子どもたちの「おいしい」がやりがいに

 昨年4月に就農し、宇都宮市道場宿町でイチゴ「とちおとめ」の栽培を始めた大久保秀一さん夫妻。秀一さんは東京で調理師として働いていましたが、妻・智美さんの実家が同市の栗農家だったことから農業に興味を抱き、一昨年3月に家族4人で移り住みました。

 市などが主催する見学会に複数参加する中、「ずっと愛せる作物を育てたい」と夫婦でイチゴ農家として就農を決意。そこから1年、秀一さんが研修を通して育苗から植え付け・収穫等の基本を学ぶ傍ら、智美さんも近所のイチゴ農家でスタッフとして経験を積んできました。

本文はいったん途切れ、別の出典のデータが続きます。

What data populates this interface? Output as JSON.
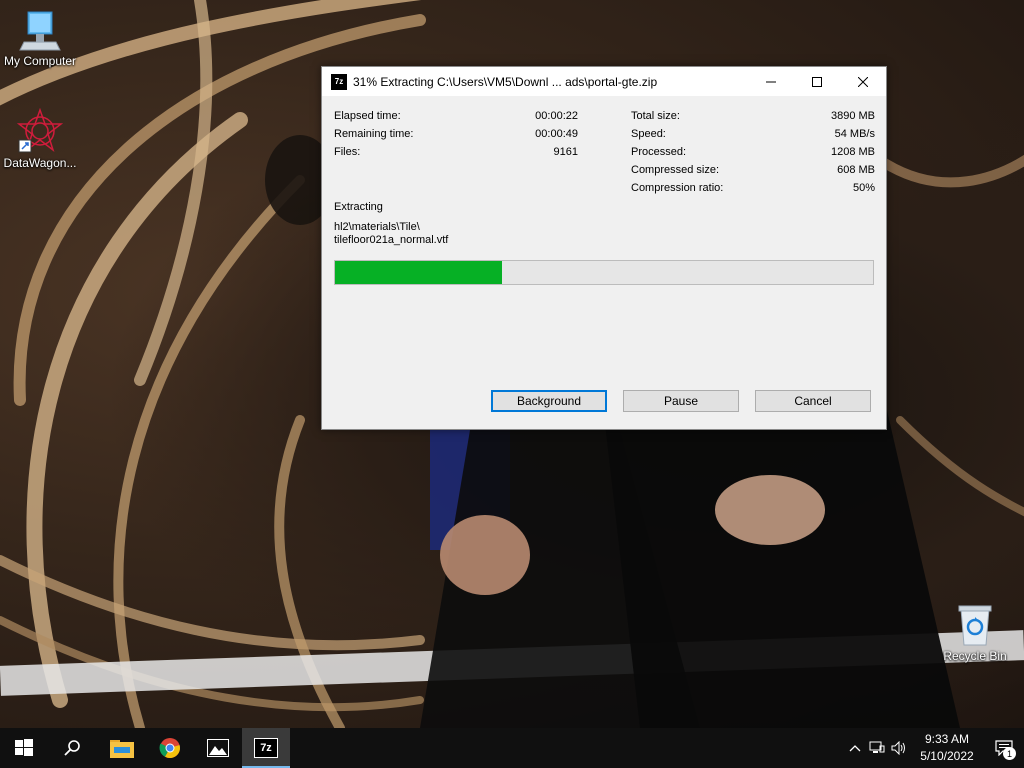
{
  "desktop": {
    "icons": [
      {
        "label": "My Computer",
        "icon": "computer-icon"
      },
      {
        "label": "DataWagon...",
        "icon": "datawagon-icon"
      },
      {
        "label": "Recycle Bin",
        "icon": "recycle-bin-icon"
      }
    ]
  },
  "window": {
    "title": "31% Extracting C:\\Users\\VM5\\Downl ... ads\\portal-gte.zip",
    "app_icon_text": "7z",
    "controls": {
      "minimize": "—",
      "maximize": "☐",
      "close": "✕"
    },
    "stats_left": [
      {
        "label": "Elapsed time:",
        "value": "00:00:22"
      },
      {
        "label": "Remaining time:",
        "value": "00:00:49"
      },
      {
        "label": "Files:",
        "value": "9161"
      }
    ],
    "stats_right": [
      {
        "label": "Total size:",
        "value": "3890 MB"
      },
      {
        "label": "Speed:",
        "value": "54 MB/s"
      },
      {
        "label": "Processed:",
        "value": "1208 MB"
      },
      {
        "label": "Compressed size:",
        "value": "608 MB"
      },
      {
        "label": "Compression ratio:",
        "value": "50%"
      }
    ],
    "extracting_label": "Extracting",
    "current_path": "hl2\\materials\\Tile\\",
    "current_file": "tilefloor021a_normal.vtf",
    "progress_fraction": 0.31,
    "progress_color": "#06b025",
    "buttons": {
      "background": "Background",
      "pause": "Pause",
      "cancel": "Cancel"
    }
  },
  "taskbar": {
    "apps": [
      "start-icon",
      "search-icon",
      "file-explorer-icon",
      "chrome-icon",
      "photos-icon",
      "7zip-icon"
    ],
    "active_app": "7zip-icon",
    "app_7z_text": "7z",
    "clock_time": "9:33 AM",
    "clock_date": "5/10/2022",
    "notification_count": "1"
  }
}
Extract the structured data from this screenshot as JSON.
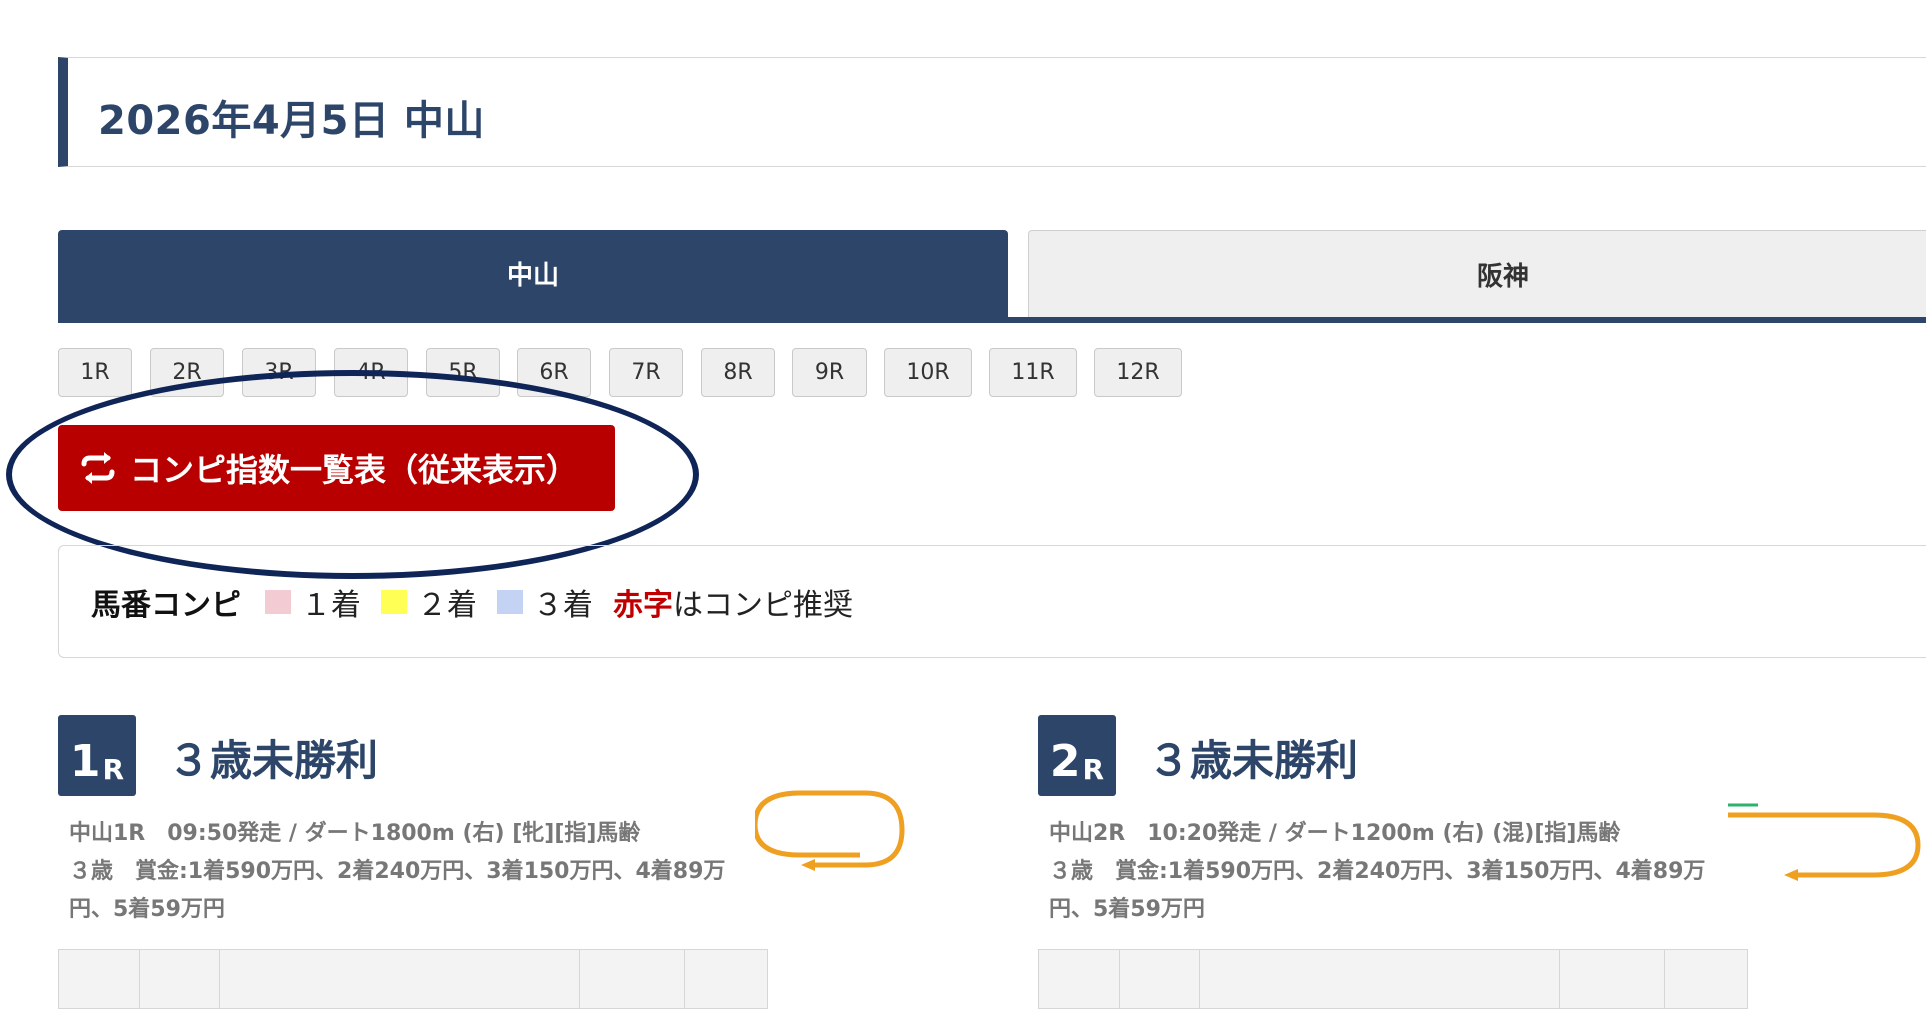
{
  "header": {
    "title": "2026年4月5日 中山"
  },
  "venue_tabs": [
    {
      "label": "中山",
      "active": true
    },
    {
      "label": "阪神",
      "active": false
    }
  ],
  "race_buttons": [
    "1R",
    "2R",
    "3R",
    "4R",
    "5R",
    "6R",
    "7R",
    "8R",
    "9R",
    "10R",
    "11R",
    "12R"
  ],
  "compi_button": {
    "label": "コンピ指数一覧表（従来表示）",
    "icon": "swap-arrows-icon"
  },
  "legend": {
    "title": "馬番コンピ",
    "items": [
      {
        "label": "１着",
        "color": "#f2ccd2"
      },
      {
        "label": "２着",
        "color": "#ffff55"
      },
      {
        "label": "３着",
        "color": "#c4d3f3"
      }
    ],
    "red_word": "赤字",
    "suffix": "はコンピ推奨"
  },
  "races": [
    {
      "number": "1",
      "suffix": "R",
      "title": "３歳未勝利",
      "meta_line1": "中山1R　09:50発走 / ダート1800m (右) [牝][指]馬齢",
      "meta_line2": "３歳　賞金:1着590万円、2着240万円、3着150万円、4着89万",
      "meta_line3": "円、5着59万円",
      "course_icon": "course-loop-icon"
    },
    {
      "number": "2",
      "suffix": "R",
      "title": "３歳未勝利",
      "meta_line1": "中山2R　10:20発走 / ダート1200m (右) (混)[指]馬齢",
      "meta_line2": "３歳　賞金:1着590万円、2着240万円、3着150万円、4着89万",
      "meta_line3": "円、5着59万円",
      "course_icon": "course-loop-icon"
    }
  ],
  "colors": {
    "navy": "#2c4568",
    "red_button": "#b80000",
    "ellipse": "#0f2557",
    "course_orange": "#f0a020",
    "course_green": "#2ab36a"
  }
}
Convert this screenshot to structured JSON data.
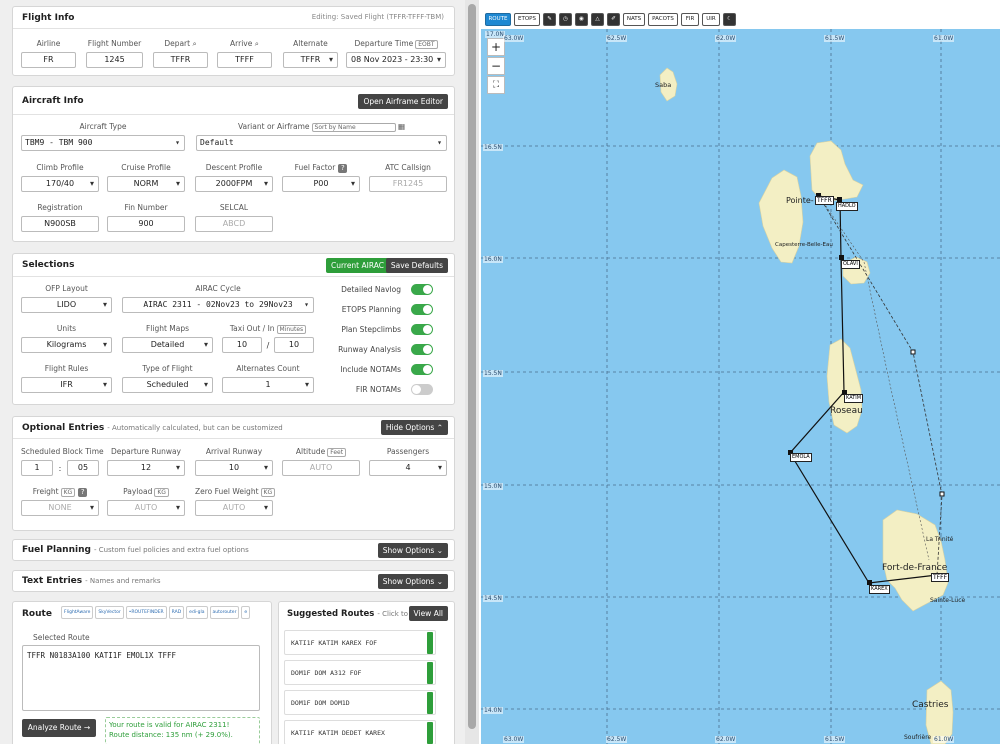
{
  "flight_info": {
    "title": "Flight Info",
    "editing": "Editing: Saved Flight (TFFR-TFFF-TBM)",
    "airline_label": "Airline",
    "airline": "FR",
    "flight_number_label": "Flight Number",
    "flight_number": "1245",
    "depart_label": "Depart",
    "depart": "TFFR",
    "arrive_label": "Arrive",
    "arrive": "TFFF",
    "alternate_label": "Alternate",
    "alternate": "TFFR",
    "dep_time_label": "Departure Time",
    "dep_time_tag": "EOBT",
    "dep_time": "08 Nov 2023 - 23:30"
  },
  "aircraft_info": {
    "title": "Aircraft Info",
    "editor_button": "Open Airframe Editor",
    "type_label": "Aircraft Type",
    "type": "TBM9 - TBM 900",
    "variant_label": "Variant or Airframe",
    "sort": "Sort by Name",
    "variant": "Default",
    "climb_label": "Climb Profile",
    "climb": "170/40",
    "cruise_label": "Cruise Profile",
    "cruise": "NORM",
    "descent_label": "Descent Profile",
    "descent": "2000FPM",
    "fuel_factor_label": "Fuel Factor",
    "fuel_factor": "P00",
    "atc_label": "ATC Callsign",
    "atc_placeholder": "FR1245",
    "reg_label": "Registration",
    "reg": "N900SB",
    "fin_label": "Fin Number",
    "fin": "900",
    "selcal_label": "SELCAL",
    "selcal_placeholder": "ABCD"
  },
  "selections": {
    "title": "Selections",
    "airac_button": "Current AIRAC",
    "defaults_button": "Save Defaults",
    "ofp_label": "OFP Layout",
    "ofp": "LIDO",
    "airac_label": "AIRAC Cycle",
    "airac": "AIRAC 2311 - 02Nov23 to 29Nov23",
    "units_label": "Units",
    "units": "Kilograms",
    "maps_label": "Flight Maps",
    "maps": "Detailed",
    "taxi_label": "Taxi Out / In",
    "taxi_tag": "Minutes",
    "taxi_out": "10",
    "taxi_in": "10",
    "rules_label": "Flight Rules",
    "rules": "IFR",
    "type_label": "Type of Flight",
    "type": "Scheduled",
    "alt_count_label": "Alternates Count",
    "alt_count": "1",
    "toggles": [
      {
        "label": "Detailed Navlog",
        "on": true
      },
      {
        "label": "ETOPS Planning",
        "on": true
      },
      {
        "label": "Plan Stepclimbs",
        "on": true
      },
      {
        "label": "Runway Analysis",
        "on": true
      },
      {
        "label": "Include NOTAMs",
        "on": true
      },
      {
        "label": "FIR NOTAMs",
        "on": false
      }
    ]
  },
  "optional": {
    "title": "Optional Entries",
    "subtitle": "- Automatically calculated, but can be customized",
    "hide_button": "Hide Options",
    "block_label": "Scheduled Block Time",
    "block_h": "1",
    "block_m": "05",
    "dep_rwy_label": "Departure Runway",
    "dep_rwy": "12",
    "arr_rwy_label": "Arrival Runway",
    "arr_rwy": "10",
    "alt_label": "Altitude",
    "alt_tag": "Feet",
    "alt_placeholder": "AUTO",
    "pax_label": "Passengers",
    "pax": "4",
    "freight_label": "Freight",
    "freight_tag": "KG",
    "freight": "NONE",
    "payload_label": "Payload",
    "payload_tag": "KG",
    "payload": "AUTO",
    "zfw_label": "Zero Fuel Weight",
    "zfw_tag": "KG",
    "zfw": "AUTO"
  },
  "fuel_planning": {
    "title": "Fuel Planning",
    "subtitle": "- Custom fuel policies and extra fuel options",
    "button": "Show Options"
  },
  "text_entries": {
    "title": "Text Entries",
    "subtitle": "- Names and remarks",
    "button": "Show Options"
  },
  "route": {
    "title": "Route",
    "selected_label": "Selected Route",
    "route_text": "TFFR N0183A100 KATI1F EMOL1X TFFF",
    "analyze_button": "Analyze Route →",
    "valid_text": "Your route is valid for AIRAC 2311!",
    "distance_text": "Route distance: 135 nm (+ 29.0%).",
    "logos": [
      "FlightAware",
      "SkyVector",
      "•ROUTEFINDER",
      "RAD",
      "edi-gla",
      "autorouter",
      "e"
    ]
  },
  "suggested": {
    "title": "Suggested Routes",
    "subtitle": "- Click to use",
    "view_all": "View All",
    "routes": [
      "KATI1F KATIM KAREX FOF",
      "DOM1F DOM A312 FOF",
      "DOM1F DOM DOM1D",
      "KATI1F KATIM DEDET KAREX"
    ]
  },
  "map": {
    "toolbar": [
      "ROUTE",
      "ETOPS",
      "✎",
      "◷",
      "◉",
      "△",
      "✐",
      "NATS",
      "PACOTS",
      "FIR",
      "UIR",
      "☾"
    ],
    "lon_labels": [
      "63.0W",
      "62.5W",
      "62.0W",
      "61.5W",
      "61.0W"
    ],
    "lat_labels": [
      "16.5N",
      "16.0N",
      "15.5N",
      "15.0N",
      "14.5N",
      "14.0N"
    ],
    "corner_label": "17.0N",
    "places": [
      "Saba",
      "Pointe-",
      "Capesterre-Belle-Eau",
      "Roseau",
      "La Trinité",
      "Fort-de-France",
      "Sainte-Luce",
      "Castries",
      "Soufrière"
    ],
    "waypoints": [
      "TFFR",
      "HADLO",
      "OLAVI",
      "KATIM",
      "EMOLA",
      "KAREX",
      "TFFF"
    ]
  }
}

 6000平方メートルの土地を借りイチゴ農家として第一歩を踏み出した時は、初めて育てる自分たちの苗が「とても愛しく感じた」と話す智美さん。収穫最盛期を迎える頃には朝6時からの収穫やパック詰め作業が深夜に及ぶ日々が続いても、幼い子どもたちの「おいしいね」とイチゴを頬張る笑顔や「頑張って」という応援が励みになったと言います。

 

 二人は「最終出荷を迎え1000平方メートル当たりの平均収穫量が5トンといわれる中、目標としていた6トンを達成し、ホッとしています。今後は効率アップを図るとともにさらに『おいしさ』を追求し規模も広げていきたい」と笑顔で抱負を語ってくれました。